Seth bereketi ile bilinen Osiris’in tam tersidir. Horus ile girdikleri savaşlar boyunca tanrıça olan Neth Horus’a bir taht vermeyi, Seth’e ise Astarte ve Anat tanrıçalarını vereceğini ilan eden bir anlaşma önermiştir.

Osiris’in Katili

Seth erkek kardeşi olan Osiris’i öldürmesi ile bilinmektedir. Mitolojide yer alan bilgilere göre insanlar ve tanrılar Osiris’i oldukça sever ve değer vermişlerdir. Tanrı Osiris’in koyduğu kanun ve yasaları severek uygulamış ve yerine getirmişlerdir. Kardeşi Seth Osiris’in halk tarafından bu kadar sevilmesini ve her şeyden önemlisi hükümdarlığında başarısını kıskanmıştır. Seth kardeşi Osiris’ten kurtulmak ve ortadan yok etmek istemiştir. Bu durumdan dolayı bir plan yapmaya başlamış ve güven duyduğu 72 kişi tanrı Seth’e bu planın uygulanması için yardım etmiştir.

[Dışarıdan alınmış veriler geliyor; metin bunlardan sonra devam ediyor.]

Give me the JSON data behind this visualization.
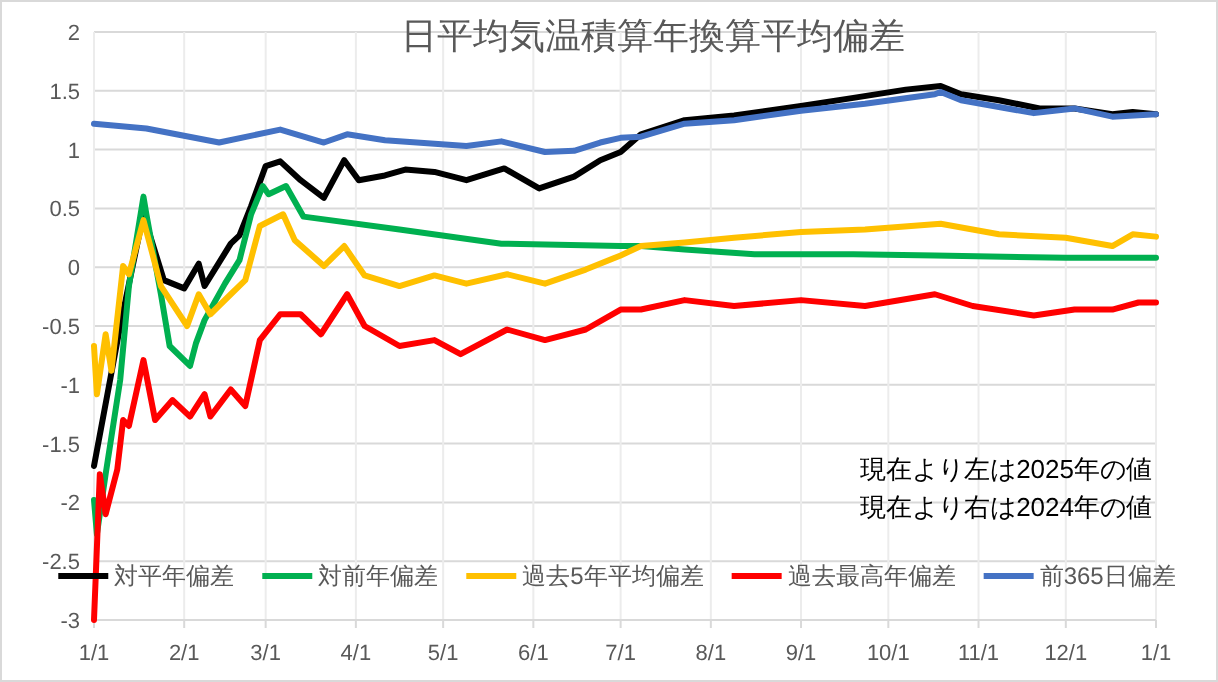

Kardeşinin vücut ölçülerine uygun olarak bir tabut yaptırmıştır. Tabutu en pahalı elmas ve değerli taşlarla döşemiştir. Büyük bir şölen düzenleyip kardeşi tanrı Osiris’i de şölene davet etmiştir. Şölenin sonuna gelindiğinde daha önceden yaptırdığı tabutu ortaya çıkarır ve tabut kime uygun olursa ona vereceğini ilan etmiştir. Şölene katılan tüm davetiler tek tek tabutu denemiştir. Sıra kral Osiris’e gelmiş ve tabutun içine girerek tabutu denemeye kalktığı anda Seth tabutu kapatıp üzerini çivilemiştir. Daha sonrasında ise tabutu Nil nehrine bırakmıştır.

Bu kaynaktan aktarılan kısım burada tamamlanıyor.